Miller Center

From New Deal to Cold War: Economic Planning

David  Ciepley David Ciepley

Speaker: David Ciepley
Date: February 23, 2007
Time: 12:30 PM

David Ciepley, Postdoctoral Fellow, Department of Philosophy, University of Virginia

The New Deal began as a revolution in favor of progressive governance – executive-centered, expert-guided, and with an eye toward fundamentally transforming U.S. state-economy relations. Yet, despite some early successes, and despite the government's further success in managing the wartime economy, the United States, alone among the countries of the world, emerged from World War II with only minor new controls on its economic system, and with a firmer commitment on the part of its intellectuals to the free enterprise system than at any previous point in the 20th century. The leading factor behind this unlikely outcome, Ciepley argues, was the fear of the totalitarian state that gripped the country, beginning in the late 1930s. Free enterprise was not believed to be more efficient, more just, or more stable than a "cooperative," or "planned," system; but it was feared that it was the only economic system that could be counted on not to subvert democratic government. Fear of totalitarian dictatorship scuttled or curtailed all of the more statist governance projects of the New Deal, regardless of success, to be replaced by a very weak form of Keynesian fiscal compensation. At the same time, the fear of totalitarianism abroad led to the erection of a national security state with many of the features of progressive governance denied to the civilian state.

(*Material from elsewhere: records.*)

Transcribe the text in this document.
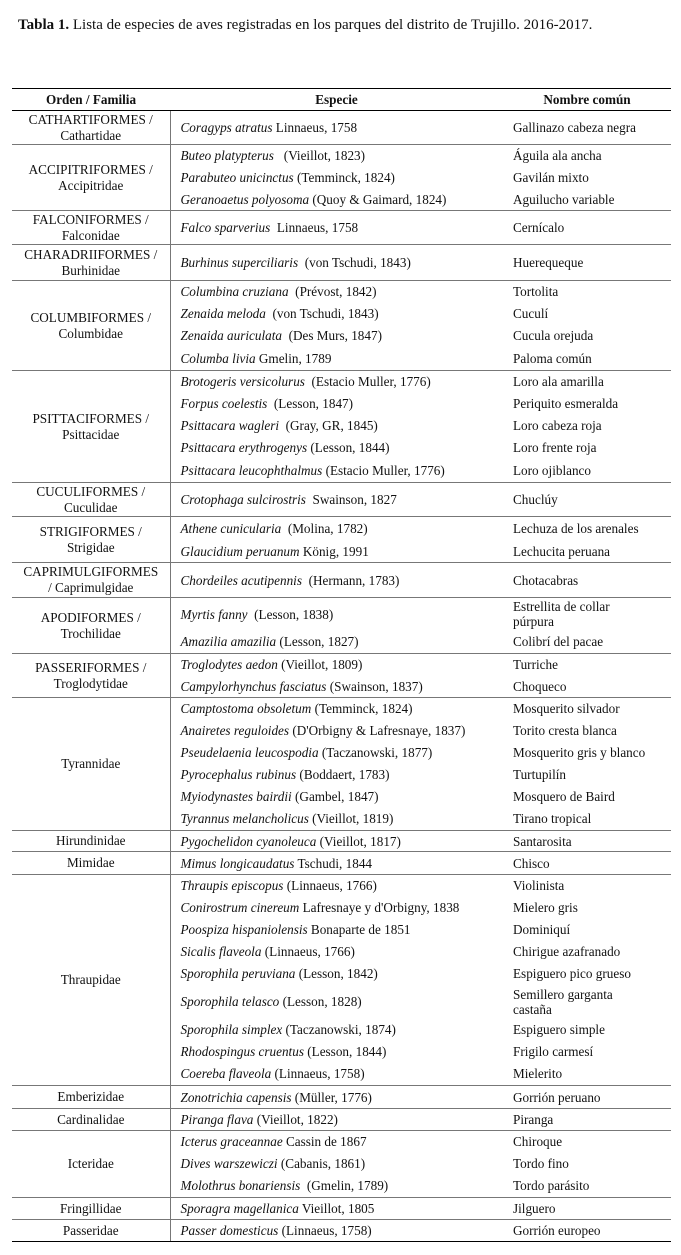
Tabla 1. Lista de especies de aves registradas en los parques del distrito de Trujillo. 2016-2017.

Orden / Familia	Especie	Nombre común
CATHARTIFORMES /
Cathartidae	Coragyps atratus Linnaeus, 1758	Gallinazo cabeza negra
ACCIPITRIFORMES /
Accipitridae	Buteo platypterus   (Vieillot, 1823)	Águila ala ancha
	Parabuteo unicinctus (Temminck, 1824)	Gavilán mixto
	Geranoaetus polyosoma (Quoy & Gaimard, 1824)	Aguilucho variable
FALCONIFORMES /
Falconidae	Falco sparverius  Linnaeus, 1758	Cernícalo
CHARADRIIFORMES /
Burhinidae	Burhinus superciliaris  (von Tschudi, 1843)	Huerequeque
COLUMBIFORMES /
Columbidae	Columbina cruziana  (Prévost, 1842)	Tortolita
	Zenaida meloda  (von Tschudi, 1843)	Cuculí
	Zenaida auriculata  (Des Murs, 1847)	Cucula orejuda
	Columba livia Gmelin, 1789	Paloma común
PSITTACIFORMES /
Psittacidae	Brotogeris versicolurus  (Estacio Muller, 1776)	Loro ala amarilla
	Forpus coelestis  (Lesson, 1847)	Periquito esmeralda
	Psittacara wagleri  (Gray, GR, 1845)	Loro cabeza roja
	Psittacara erythrogenys (Lesson, 1844)	Loro frente roja
	Psittacara leucophthalmus (Estacio Muller, 1776)	Loro ojiblanco
CUCULIFORMES /
Cuculidae	Crotophaga sulcirostris  Swainson, 1827	Chuclúy
STRIGIFORMES /
Strigidae	Athene cunicularia  (Molina, 1782)	Lechuza de los arenales
	Glaucidium peruanum König, 1991	Lechucita peruana
CAPRIMULGIFORMES
/ Caprimulgidae	Chordeiles acutipennis  (Hermann, 1783)	Chotacabras
APODIFORMES /
Trochilidae	Myrtis fanny  (Lesson, 1838)	Estrellita de collar
púrpura
	Amazilia amazilia (Lesson, 1827)	Colibrí del pacae
PASSERIFORMES /
Troglodytidae	Troglodytes aedon (Vieillot, 1809)	Turriche
	Campylorhynchus fasciatus (Swainson, 1837)	Choqueco
Tyrannidae	Camptostoma obsoletum (Temminck, 1824)	Mosquerito silvador
	Anairetes reguloides (D'Orbigny & Lafresnaye, 1837)	Torito cresta blanca
	Pseudelaenia leucospodia (Taczanowski, 1877)	Mosquerito gris y blanco
	Pyrocephalus rubinus (Boddaert, 1783)	Turtupilín
	Myiodynastes bairdii (Gambel, 1847)	Mosquero de Baird
	Tyrannus melancholicus (Vieillot, 1819)	Tirano tropical
Hirundinidae	Pygochelidon cyanoleuca (Vieillot, 1817)	Santarosita
Mimidae	Mimus longicaudatus Tschudi, 1844	Chisco
Thraupidae	Thraupis episcopus (Linnaeus, 1766)	Violinista
	Conirostrum cinereum Lafresnaye y d'Orbigny, 1838	Mielero gris
	Poospiza hispaniolensis Bonaparte de 1851	Dominiquí
	Sicalis flaveola (Linnaeus, 1766)	Chirigue azafranado
	Sporophila peruviana (Lesson, 1842)	Espiguero pico grueso
	Sporophila telasco (Lesson, 1828)	Semillero garganta
castaña
	Sporophila simplex (Taczanowski, 1874)	Espiguero simple
	Rhodospingus cruentus (Lesson, 1844)	Frigilo carmesí
	Coereba flaveola (Linnaeus, 1758)	Mielerito
Emberizidae	Zonotrichia capensis (Müller, 1776)	Gorrión peruano
Cardinalidae	Piranga flava (Vieillot, 1822)	Piranga
Icteridae	Icterus graceannae Cassin de 1867	Chiroque
	Dives warszewiczi (Cabanis, 1861)	Tordo fino
	Molothrus bonariensis  (Gmelin, 1789)	Tordo parásito
Fringillidae	Sporagra magellanica Vieillot, 1805	Jilguero
Passeridae	Passer domesticus (Linnaeus, 1758)	Gorrión europeo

Ciepley is a postdoctoral Fellow in Political Philosophy, Policy, and Law at U.Va. He received his Ph.D. from the University of Chicago. He was formerly a Postdoctoral Fellow at the Center on Religion and Democracy at U.Va. and a Mellon Postdoctoral Fellow at Washington University in St. Louis. His dissertation, Liberalism in the Shadow of Totalitarianism: The Problem of Authority and Values since World War Two was published by Harvard University Press in January 2007.